Khary Penebaker, 42, is an Everytown Survivor Fellow for Wisconsin. His mother killed herself using a gun when he was just 18 months old.

He believes that red flag laws — where guns are removed from people at risk to themselves or others — could have saved his mother’s life and applauds Bloomberg’s longtime support of gun violence prevention.

Penebaker is backing Cory Booker in this campaign — but says he understands why Bloomberg wants to run.

“Moms always says ‘change the law or change the people who make the law,’” said Penebaker. “If Bloomberg decides to get in, he’s living out that mantra.”

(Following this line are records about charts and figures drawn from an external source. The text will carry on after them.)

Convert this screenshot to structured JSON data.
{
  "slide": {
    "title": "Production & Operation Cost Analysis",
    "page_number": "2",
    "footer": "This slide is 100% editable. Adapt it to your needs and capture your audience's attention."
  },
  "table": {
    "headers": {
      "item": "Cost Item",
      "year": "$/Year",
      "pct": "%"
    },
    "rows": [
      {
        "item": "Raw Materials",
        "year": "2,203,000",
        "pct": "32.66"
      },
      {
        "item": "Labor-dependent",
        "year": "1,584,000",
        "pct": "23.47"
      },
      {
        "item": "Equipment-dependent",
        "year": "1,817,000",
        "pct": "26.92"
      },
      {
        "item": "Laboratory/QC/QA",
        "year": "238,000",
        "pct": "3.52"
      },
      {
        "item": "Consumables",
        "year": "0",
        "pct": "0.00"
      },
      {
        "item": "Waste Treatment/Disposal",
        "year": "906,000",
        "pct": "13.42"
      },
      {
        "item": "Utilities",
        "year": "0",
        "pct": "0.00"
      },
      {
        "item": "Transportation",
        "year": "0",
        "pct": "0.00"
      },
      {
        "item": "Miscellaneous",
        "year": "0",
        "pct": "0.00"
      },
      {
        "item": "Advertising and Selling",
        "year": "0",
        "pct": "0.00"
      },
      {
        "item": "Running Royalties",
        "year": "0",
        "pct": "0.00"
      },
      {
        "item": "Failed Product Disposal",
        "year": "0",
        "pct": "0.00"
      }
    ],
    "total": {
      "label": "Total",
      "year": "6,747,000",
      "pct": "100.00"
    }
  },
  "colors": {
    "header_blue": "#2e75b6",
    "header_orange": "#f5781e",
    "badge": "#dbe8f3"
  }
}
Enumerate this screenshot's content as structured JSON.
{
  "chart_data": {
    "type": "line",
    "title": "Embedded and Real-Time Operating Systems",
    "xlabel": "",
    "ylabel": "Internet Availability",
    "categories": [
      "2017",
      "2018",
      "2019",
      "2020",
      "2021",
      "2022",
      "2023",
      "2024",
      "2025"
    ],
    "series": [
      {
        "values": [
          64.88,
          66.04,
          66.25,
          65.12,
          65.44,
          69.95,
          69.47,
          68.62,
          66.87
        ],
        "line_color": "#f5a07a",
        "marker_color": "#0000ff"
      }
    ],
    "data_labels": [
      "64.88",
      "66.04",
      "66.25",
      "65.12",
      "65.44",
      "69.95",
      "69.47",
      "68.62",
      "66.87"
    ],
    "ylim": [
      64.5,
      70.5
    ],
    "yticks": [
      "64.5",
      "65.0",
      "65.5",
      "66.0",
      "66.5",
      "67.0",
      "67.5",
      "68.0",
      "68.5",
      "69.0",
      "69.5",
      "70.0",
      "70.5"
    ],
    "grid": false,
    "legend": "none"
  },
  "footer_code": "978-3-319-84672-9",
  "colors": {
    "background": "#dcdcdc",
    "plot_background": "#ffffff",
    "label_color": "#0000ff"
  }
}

But Hart, who was a Beto O’Rourke supporter and now isn't sure who she is going to back, said she’d forgotten about Bloomberg’s role in founding and funding Everytown until BuzzFeed News reminded her. “Until just now, Michael Bloomberg was just a private citizen with a bunch of money,” she said.

“If he really wanted to support the Democratic race, throw that money at a candidate that is gun sense minded,” Hart said. “Why doesn’t he run for his congressional district?” Or, she said, “help flip the Senate?”

CORRECTION

Alanna Miller was misquoted in an earlier version of this article.